The profile of new frozen pensioners is beginning to change. Whereas in the past, Australia and Canada have been the target destinations of British retirees. This is now becoming harder due to immigration rules. At the same time the demographic profile of those approaching retirement age is changing, as those who came to this country as immigrants in the 1960s, 70s and 80s reach retirement.

As a result there has been increasing interest in this issue from British Ethnic Minority communities, including representative groups and minority media. This has been helped by some key champions in the APPG including Yasmin Qureshi, Baroness Benjamin and Keith Vaz who have worked hard to generate awareness.

There is an increasing feeling that the impact of frozen pensions is discriminatory, given the countries where pensions are frozen are mainly those in the Commonwealth, and it is to these frozen countries that many ethnic minorities retain a cultural link.

The representatives from the NPC were clear that their concern for change was one of simple fairness, given the significant contribution to Britain and National Insurance payment made by ethnic minorities throughout their working lives.

The ICBP presented their research to the APPG. They commissioned a poll last year, focused on participants over 55 and of African, Asian South East Asian and West Indian ethnicity.

  • 51% of respondents indicated that they were likely, or very likely, to return to their country of origin on reaching retirement age.
  • 61% of respondents did not know that their pensions would be frozen if they went back to their country of origin.
  • 40% indicated that knowing their pension would be frozen would possibly affect their decision to leave, while 25% said it would definitely affect their decision.

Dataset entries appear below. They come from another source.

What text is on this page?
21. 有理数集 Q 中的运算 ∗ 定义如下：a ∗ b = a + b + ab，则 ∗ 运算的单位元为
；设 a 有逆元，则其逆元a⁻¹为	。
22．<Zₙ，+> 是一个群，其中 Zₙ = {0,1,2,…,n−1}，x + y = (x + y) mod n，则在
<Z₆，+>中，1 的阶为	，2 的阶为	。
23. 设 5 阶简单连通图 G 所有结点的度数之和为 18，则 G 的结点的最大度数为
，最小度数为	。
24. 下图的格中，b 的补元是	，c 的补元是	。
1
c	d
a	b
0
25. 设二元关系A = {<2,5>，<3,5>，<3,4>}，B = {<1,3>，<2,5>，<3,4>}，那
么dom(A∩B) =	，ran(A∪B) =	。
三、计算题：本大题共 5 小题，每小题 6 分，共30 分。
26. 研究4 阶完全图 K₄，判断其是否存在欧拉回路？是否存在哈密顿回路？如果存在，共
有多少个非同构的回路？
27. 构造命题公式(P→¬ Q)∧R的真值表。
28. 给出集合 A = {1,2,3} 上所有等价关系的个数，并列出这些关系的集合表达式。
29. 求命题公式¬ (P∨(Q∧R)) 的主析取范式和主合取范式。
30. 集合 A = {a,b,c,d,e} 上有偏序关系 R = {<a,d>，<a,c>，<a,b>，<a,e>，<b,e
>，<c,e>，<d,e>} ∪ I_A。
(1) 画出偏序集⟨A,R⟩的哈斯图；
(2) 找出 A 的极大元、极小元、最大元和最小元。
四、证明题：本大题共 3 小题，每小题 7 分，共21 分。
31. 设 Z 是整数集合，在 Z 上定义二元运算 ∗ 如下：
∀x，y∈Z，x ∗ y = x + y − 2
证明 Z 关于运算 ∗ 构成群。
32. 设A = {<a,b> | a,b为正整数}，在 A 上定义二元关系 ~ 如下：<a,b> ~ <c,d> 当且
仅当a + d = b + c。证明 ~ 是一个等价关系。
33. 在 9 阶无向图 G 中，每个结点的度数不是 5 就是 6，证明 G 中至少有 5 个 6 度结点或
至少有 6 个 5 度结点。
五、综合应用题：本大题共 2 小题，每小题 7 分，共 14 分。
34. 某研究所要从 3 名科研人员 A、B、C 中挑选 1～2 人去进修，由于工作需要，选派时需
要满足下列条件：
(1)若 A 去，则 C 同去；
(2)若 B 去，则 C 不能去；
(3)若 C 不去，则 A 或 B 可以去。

To translate this to real numbers. Based on 2011 Census data, this means that more than 200,000 people who would be likely or very likely to emigrate will be forced to remain in the UK due to frozen pensions.

It was pointed out that this was not simply an ethnic minority issue, and that many non minority pensioners are also having their retirement choices curtailed by frozen pensions.

The APPG restated their intention to campaign for this issue to be addressed and to make representations to the government.